Tranexamic acid for acute gastrointestinal bleeding (the HALT-IT trial): statistical analysis plan for an international, randomised, double-blind, placebo-controlled trial
BACKGROUND Acute gastrointestinal (GI) bleeding is an important cause of mortality worldwide. Bleeding can occur from the upper or lower GI tract, with upper GI bleeding accounting for most cases. The main causes include peptic ulcer/erosive mucosal disease, oesophageal varices and malignancy. The case fatality rate is around 10% for upper GI bleeding and 3% for lower GI bleeding. Rebleeding affects 5-40% of patients and is associated with a four-fold increased risk of death. Tranexamic acid (TXA) decreases bleeding and the need for blood transfusion in surgery and reduces death due to bleeding in patients with trauma and postpartum haemorrhage. It reduces bleeding by inhibiting the breakdown of fibrin clots by plasmin. Due to the methodological weaknesses and small size of the existing trials, the effectiveness and safety of TXA in GI bleeding is uncertain. The Haemorrhage ALleviation with Tranexamic acid - Intestinal system (HALT-IT) trial aims to provide reliable evidence about the effects of TXA in acute upper and lower GI bleeding. METHODS The HALT-IT trial is an international, randomised, double-blind, placebo-controlled trial of tranexamic acid in 12,000 adults (increased from 8000) with acute upper or lower GI bleeding. Eligible patients are randomly allocated to receive TXA (1-g loading dose followed by 3-g maintenance dose over 24 h) or matching placebo.
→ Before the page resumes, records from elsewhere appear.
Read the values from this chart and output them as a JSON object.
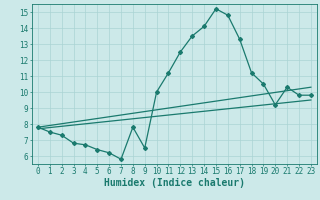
{
  "title": "",
  "xlabel": "Humidex (Indice chaleur)",
  "ylabel": "",
  "bg_color": "#cce9e9",
  "line_color": "#1a7a6e",
  "grid_color": "#aad4d4",
  "xlim": [
    -0.5,
    23.5
  ],
  "ylim": [
    5.5,
    15.5
  ],
  "xticks": [
    0,
    1,
    2,
    3,
    4,
    5,
    6,
    7,
    8,
    9,
    10,
    11,
    12,
    13,
    14,
    15,
    16,
    17,
    18,
    19,
    20,
    21,
    22,
    23
  ],
  "yticks": [
    6,
    7,
    8,
    9,
    10,
    11,
    12,
    13,
    14,
    15
  ],
  "main_x": [
    0,
    1,
    2,
    3,
    4,
    5,
    6,
    7,
    8,
    9,
    10,
    11,
    12,
    13,
    14,
    15,
    16,
    17,
    18,
    19,
    20,
    21,
    22,
    23
  ],
  "main_y": [
    7.8,
    7.5,
    7.3,
    6.8,
    6.7,
    6.4,
    6.2,
    5.8,
    7.8,
    6.5,
    10.0,
    11.2,
    12.5,
    13.5,
    14.1,
    15.2,
    14.8,
    13.3,
    11.2,
    10.5,
    9.2,
    10.3,
    9.8,
    9.8
  ],
  "trend1_x": [
    0,
    23
  ],
  "trend1_y": [
    7.7,
    9.5
  ],
  "trend2_x": [
    0,
    23
  ],
  "trend2_y": [
    7.8,
    10.3
  ],
  "marker": "D",
  "marker_size": 2.0,
  "line_width": 0.9,
  "tick_fontsize": 5.5,
  "xlabel_fontsize": 7.0
}
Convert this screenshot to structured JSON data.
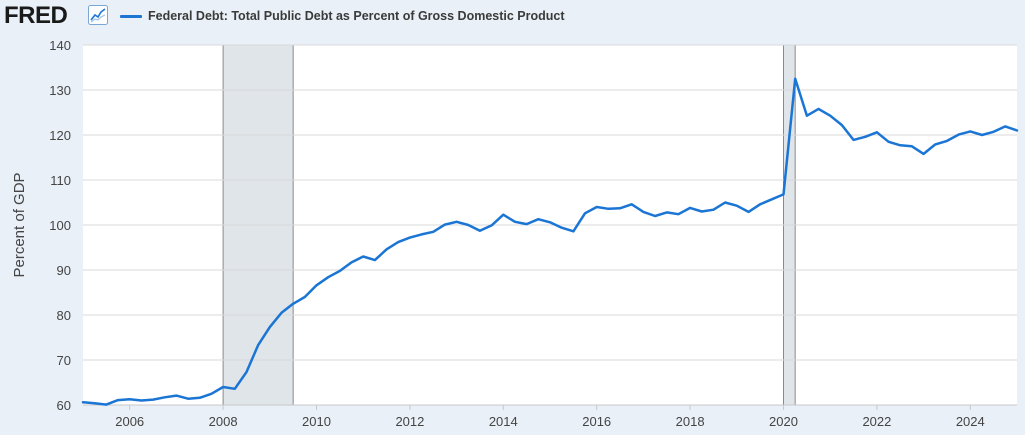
{
  "header": {
    "logo_text": "FRED"
  },
  "chart_data": {
    "type": "line",
    "title": "",
    "xlabel": "",
    "ylabel": "Percent of GDP",
    "ylim": [
      60,
      140
    ],
    "xlim": [
      2005.0,
      2025.0
    ],
    "yticks": [
      60,
      70,
      80,
      90,
      100,
      110,
      120,
      130,
      140
    ],
    "xticks": [
      2006,
      2008,
      2010,
      2012,
      2014,
      2016,
      2018,
      2020,
      2022,
      2024
    ],
    "grid": true,
    "legend_position": "top-left",
    "recessions": [
      [
        2008.0,
        2009.5
      ],
      [
        2020.0,
        2020.25
      ]
    ],
    "colors": {
      "line": "#1a75d4",
      "recession": "#e0e5ea",
      "grid": "#d9d9d9"
    },
    "series": [
      {
        "name": "Federal Debt: Total Public Debt as Percent of Gross Domestic Product",
        "x": [
          2005.0,
          2005.25,
          2005.5,
          2005.75,
          2006.0,
          2006.25,
          2006.5,
          2006.75,
          2007.0,
          2007.25,
          2007.5,
          2007.75,
          2008.0,
          2008.25,
          2008.5,
          2008.75,
          2009.0,
          2009.25,
          2009.5,
          2009.75,
          2010.0,
          2010.25,
          2010.5,
          2010.75,
          2011.0,
          2011.25,
          2011.5,
          2011.75,
          2012.0,
          2012.25,
          2012.5,
          2012.75,
          2013.0,
          2013.25,
          2013.5,
          2013.75,
          2014.0,
          2014.25,
          2014.5,
          2014.75,
          2015.0,
          2015.25,
          2015.5,
          2015.75,
          2016.0,
          2016.25,
          2016.5,
          2016.75,
          2017.0,
          2017.25,
          2017.5,
          2017.75,
          2018.0,
          2018.25,
          2018.5,
          2018.75,
          2019.0,
          2019.25,
          2019.5,
          2019.75,
          2020.0,
          2020.25,
          2020.5,
          2020.75,
          2021.0,
          2021.25,
          2021.5,
          2021.75,
          2022.0,
          2022.25,
          2022.5,
          2022.75,
          2023.0,
          2023.25,
          2023.5,
          2023.75,
          2024.0,
          2024.25,
          2024.5,
          2024.75,
          2025.0
        ],
        "values": [
          60.6,
          60.4,
          60.1,
          61.1,
          61.3,
          61.0,
          61.2,
          61.7,
          62.1,
          61.4,
          61.6,
          62.5,
          64.0,
          63.6,
          67.3,
          73.3,
          77.3,
          80.5,
          82.5,
          84.0,
          86.6,
          88.4,
          89.8,
          91.7,
          93.0,
          92.2,
          94.6,
          96.2,
          97.2,
          97.9,
          98.5,
          100.1,
          100.7,
          100.0,
          98.7,
          99.9,
          102.3,
          100.7,
          100.2,
          101.3,
          100.6,
          99.4,
          98.6,
          102.6,
          104.0,
          103.6,
          103.7,
          104.6,
          102.9,
          102.0,
          102.8,
          102.4,
          103.8,
          103.0,
          103.4,
          105.0,
          104.3,
          102.9,
          104.6,
          105.7,
          106.8,
          132.5,
          124.3,
          125.8,
          124.3,
          122.2,
          118.9,
          119.6,
          120.6,
          118.5,
          117.7,
          117.5,
          115.8,
          117.9,
          118.7,
          120.1,
          120.8,
          120.0,
          120.7,
          121.9,
          121.0
        ]
      }
    ]
  }
}
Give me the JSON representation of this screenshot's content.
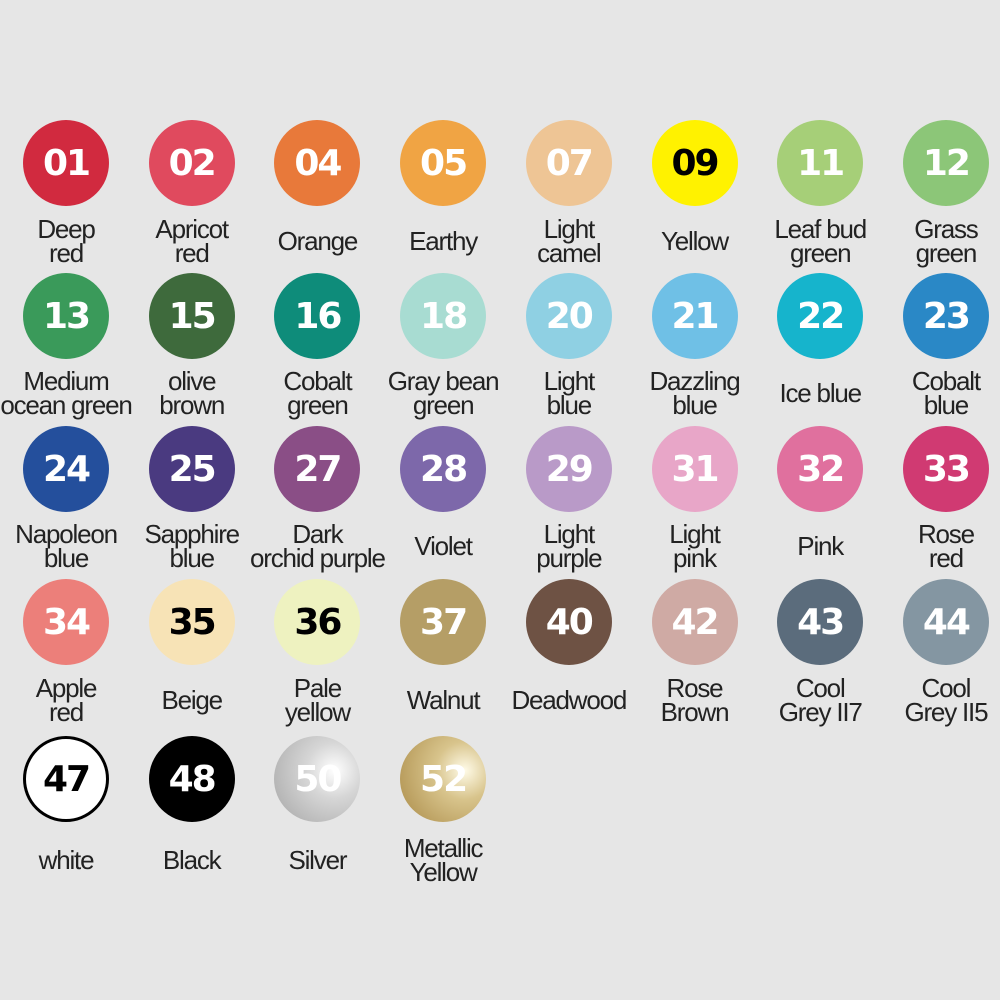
{
  "swatches": [
    {
      "code": "01",
      "name": "Deep\nred",
      "color": "#d12a3f"
    },
    {
      "code": "02",
      "name": "Apricot\nred",
      "color": "#e04a5e"
    },
    {
      "code": "04",
      "name": "Orange",
      "color": "#e8793a"
    },
    {
      "code": "05",
      "name": "Earthy",
      "color": "#f0a444"
    },
    {
      "code": "07",
      "name": "Light\ncamel",
      "color": "#eec595"
    },
    {
      "code": "09",
      "name": "Yellow",
      "color": "#fff200",
      "text_color": "#000000"
    },
    {
      "code": "11",
      "name": "Leaf bud\ngreen",
      "color": "#a6cf78"
    },
    {
      "code": "12",
      "name": "Grass\ngreen",
      "color": "#8cc678"
    },
    {
      "code": "13",
      "name": "Medium\nocean green",
      "color": "#3a9a5a"
    },
    {
      "code": "15",
      "name": "olive\nbrown",
      "color": "#3e6a3c"
    },
    {
      "code": "16",
      "name": "Cobalt\ngreen",
      "color": "#0e8c7a"
    },
    {
      "code": "18",
      "name": "Gray bean\ngreen",
      "color": "#a8dcd2"
    },
    {
      "code": "20",
      "name": "Light\nblue",
      "color": "#8fd0e3"
    },
    {
      "code": "21",
      "name": "Dazzling\nblue",
      "color": "#6fc0e6"
    },
    {
      "code": "22",
      "name": "Ice blue",
      "color": "#16b4cc"
    },
    {
      "code": "23",
      "name": "Cobalt\nblue",
      "color": "#2a88c6"
    },
    {
      "code": "24",
      "name": "Napoleon\nblue",
      "color": "#244f9c"
    },
    {
      "code": "25",
      "name": "Sapphire\nblue",
      "color": "#4a3a80"
    },
    {
      "code": "27",
      "name": "Dark\norchid purple",
      "color": "#8a4e86"
    },
    {
      "code": "28",
      "name": "Violet",
      "color": "#7d68aa"
    },
    {
      "code": "29",
      "name": "Light\npurple",
      "color": "#b99ac8"
    },
    {
      "code": "31",
      "name": "Light\npink",
      "color": "#e8a6c8"
    },
    {
      "code": "32",
      "name": "Pink",
      "color": "#e0709e"
    },
    {
      "code": "33",
      "name": "Rose\nred",
      "color": "#d03a72"
    },
    {
      "code": "34",
      "name": "Apple\nred",
      "color": "#ec7f7a"
    },
    {
      "code": "35",
      "name": "Beige",
      "color": "#f7e3b6",
      "text_color": "#000000"
    },
    {
      "code": "36",
      "name": "Pale\nyellow",
      "color": "#eef2c0",
      "text_color": "#000000"
    },
    {
      "code": "37",
      "name": "Walnut",
      "color": "#b59e66"
    },
    {
      "code": "40",
      "name": "Deadwood",
      "color": "#6e5244"
    },
    {
      "code": "42",
      "name": "Rose\nBrown",
      "color": "#cfaaa4"
    },
    {
      "code": "43",
      "name": "Cool\nGrey II7",
      "color": "#5b6c7c"
    },
    {
      "code": "44",
      "name": "Cool\nGrey II5",
      "color": "#8496a2"
    },
    {
      "code": "47",
      "name": "white",
      "color": "#ffffff",
      "text_color": "#000000",
      "border": "#000000"
    },
    {
      "code": "48",
      "name": "Black",
      "color": "#000000"
    },
    {
      "code": "50",
      "name": "Silver",
      "color": "#c8c8c8",
      "finish": "metallic-silver"
    },
    {
      "code": "52",
      "name": "Metallic\nYellow",
      "color": "#c0a868",
      "finish": "metallic-gold"
    }
  ]
}
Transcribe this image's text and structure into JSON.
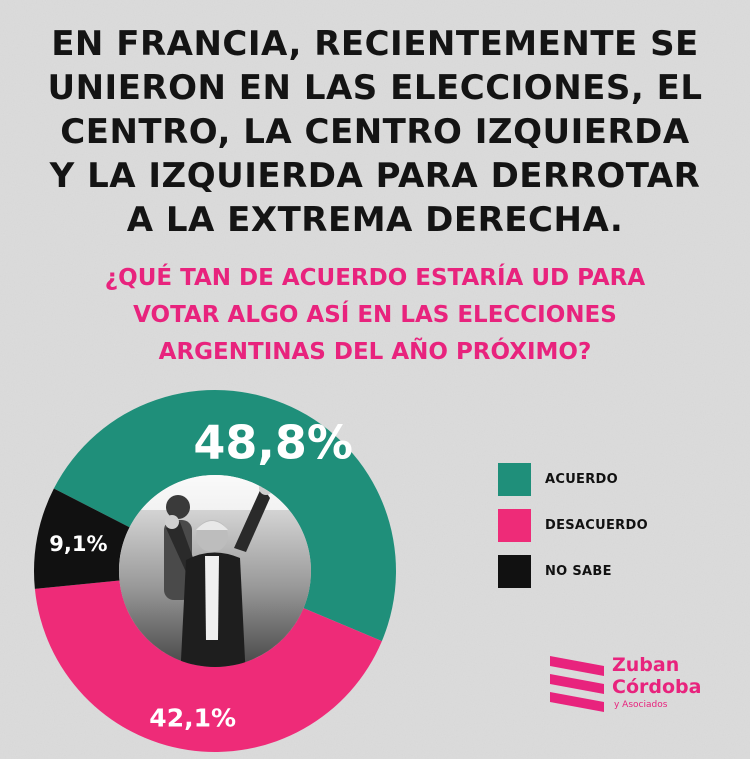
{
  "headline": {
    "lines": [
      "EN FRANCIA, RECIENTEMENTE SE",
      "UNIERON EN LAS ELECCIONES, EL",
      "CENTRO, LA CENTRO IZQUIERDA",
      "Y LA IZQUIERDA PARA DERROTAR",
      "A LA EXTREMA DERECHA."
    ]
  },
  "question": {
    "lines": [
      "¿QUÉ TAN DE ACUERDO ESTARÍA UD PARA",
      "VOTAR ALGO ASÍ EN LAS ELECCIONES",
      "ARGENTINAS DEL AÑO PRÓXIMO?"
    ]
  },
  "chart_data": {
    "type": "pie",
    "variant": "donut",
    "slices": [
      {
        "label": "ACUERDO",
        "value": 48.8,
        "display": "48,8%",
        "color": "#1f8f7a"
      },
      {
        "label": "DESACUERDO",
        "value": 42.1,
        "display": "42,1%",
        "color": "#ee2b78"
      },
      {
        "label": "NO SABE",
        "value": 9.1,
        "display": "9,1%",
        "color": "#111111"
      }
    ],
    "legend_position": "right",
    "center_image": "photo-of-politician"
  },
  "logo": {
    "line1": "Zuban",
    "line2": "Córdoba",
    "sub": "y Asociados",
    "color": "#e8237d"
  }
}
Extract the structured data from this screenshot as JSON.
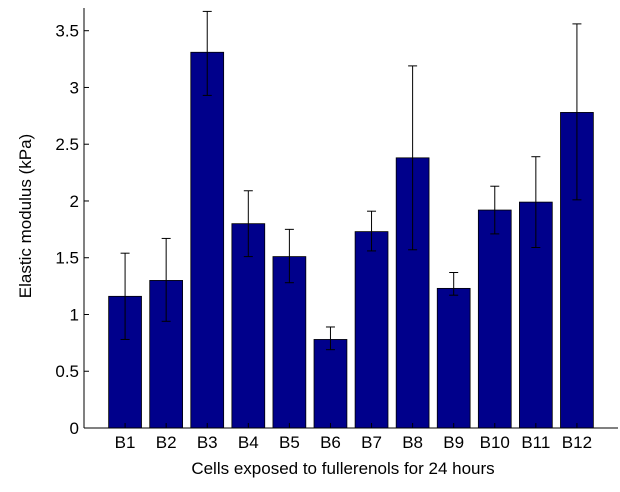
{
  "chart_data": {
    "type": "bar",
    "title": "",
    "xlabel": "Cells exposed to fullerenols for 24 hours",
    "ylabel": "Elastic modulus (kPa)",
    "ylim": [
      0,
      3.7
    ],
    "yticks": [
      "0",
      "0.5",
      "1",
      "1.5",
      "2",
      "2.5",
      "3",
      "3.5"
    ],
    "categories": [
      "B1",
      "B2",
      "B3",
      "B4",
      "B5",
      "B6",
      "B7",
      "B8",
      "B9",
      "B10",
      "B11",
      "B12"
    ],
    "values": [
      1.16,
      1.3,
      3.31,
      1.8,
      1.51,
      0.78,
      1.73,
      2.38,
      1.23,
      1.92,
      1.99,
      2.78
    ],
    "error_upper": [
      1.54,
      1.67,
      3.67,
      2.09,
      1.75,
      0.89,
      1.91,
      3.19,
      1.37,
      2.13,
      2.39,
      3.56
    ],
    "error_lower": [
      0.78,
      0.94,
      2.93,
      1.51,
      1.28,
      0.69,
      1.56,
      1.57,
      1.17,
      1.71,
      1.59,
      2.01
    ],
    "bar_color": "#00008b",
    "grid": false,
    "legend": "none"
  }
}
The main analysis will compare those randomised to TXA with those randomised to placebo on an intention-to-treat basis, presenting the results as effect estimates (relative risks) and confidence intervals. The primary outcome is death due to bleeding within 5 days of randomisation and secondary outcomes are: rebleeding; all-cause and cause-specific mortality; thromboembolic events; complications; endoscopic, radiological and surgical interventions; blood transfusion requirements; disability (defined by a measure of patient's self-care capacity); and number of days spent in intensive care or high-dependency units. Subgroup analyses for the primary outcome will consider time to treatment, location of bleeding, cause of bleed and clinical Rockall score. DISCUSSION We present the statistical analysis of the HALT-IT trial. This plan was published before the treatment allocation was unblinded. TRIAL REGISTRATION Current Controlled Trials, ID: ISRCTN11225767. Registered on 3 July 2012; Clinicaltrials.gov, ID: NCT01658124. Registered on 26 July 2012.